You can tell a lot from how a person is behaving. Are they relaxed or calm? Or are they angry, nervous, or sad? What is the position of their hands? If one of their hands is covering their mouth, maybe they don’t actually want to be telling you those things. What does it mean if they are rubbing their chin – is their face itching or are they deep in thought? If their hands are almost presenting their face to you, that could be a sign of openness. Reading a person’s behavior will get easier once you get to know them and get to know how they normally behave.
When you pick up on changes in their behavior, these are clues as to what’s going on in their mind. Some people are often anxious; it is part of their normal behavior. But you won’t know this when you first meet. Even during your first conversation though, as you spend a bit of time with them, it will become clearer. When the person is doing something that seems a bit unusual, like picking invisible hair or fluff from their clothes, this is called a displacement gesture. They don’t really know what to say to you and are finding a way to keep themselves occupied, even if in an imaginary way.
Number 6. What kind of words are they using?
There is a lot of hidden meaning in word choices. Is the person trying to impress you, do they like to boast, or are they humble? Do they weigh their words carefully or jump right into the conversation, impulsively finding their words as they speak? Is it important to them to say the right thing, and convey their message exactly as they want to, or is it an easy flow where they don’t mind correcting themselves if they change their mind? There is a lot to be read in the words that people use. What are they saying, and what are they not saying?
Number 7. What is the tone of their voice like?
Tone can give you an idea about what someone is feeling, but also what they’re thinking. Are they contemplating their words, are they invested in the conversation? What is their attitude toward you and towards the conversation? Are they kind and caring, or critical? If someone is talking to you but they’re in a big hurry to leave, their tone is likely to not be as warm and friendly as it would be if they really wanted to be spending time with you.
Number 8. What does their presence feel like?

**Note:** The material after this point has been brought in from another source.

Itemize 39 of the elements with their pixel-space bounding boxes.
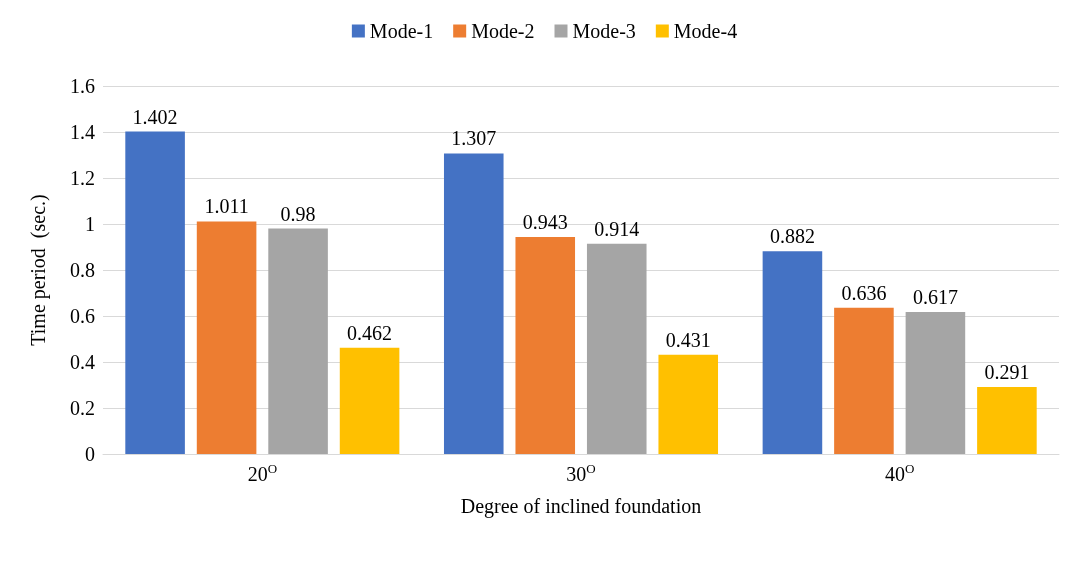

How do you feel when you’re around the person? Their presence may draw you in or push you away. Do they make you feel on edge, anxious, and cautious? Or do they make you feel relaxed and safe?
Number 9. What are their eyes telling you?
Our eyes convey a lot of information about how we feel, how we see the world, or whether we are telling the truth or not. Is the person making eye contact or looking away a lot? Are they looking up or down? A common stereotype is that a person who doesn’t look you in the eye could be lying. But it depends on the specific individual. They could also just be insecure or shy. What is the size of the pupils like?
Our pupils dilate when we are attracted to someone or stimulated by something. But this also happens in lower light conditions – so it’s not always easy to be sure! And when we are angry or feel offended, the opposite happens – the pupils get smaller. Does the person close their eyes when they’re speaking to you? And if so, what does that mean? It could be an unconscious way of saying they would prefer not to be seeing you. We blink more when were annoyed or angry. We also tend to blink a lot when we are talking to someone we like and when we are thinking about a lot of different things at the same time. So, it is important to consider the context before making any assumptions.
Most people are not very good at figuring out when another person is lying. According to Psychologists Paul Ekman and Maureen O’Sullivan, people who are really good at this look for inconsistencies. If there was a big gap between the words someone was using and the way they were saying these words, that is the clue. Look at what the person is giving away in their non-verbal clues. It’s a skill, and if you want to get better at this, keep practicing. Keep an open mind, and remember, non-verbal cues don’t just have one meaning. Keep the context in mind. The exact same behavior could have a different meaning in a different setup. If you are able to verify what you think you’re seeing, all the better.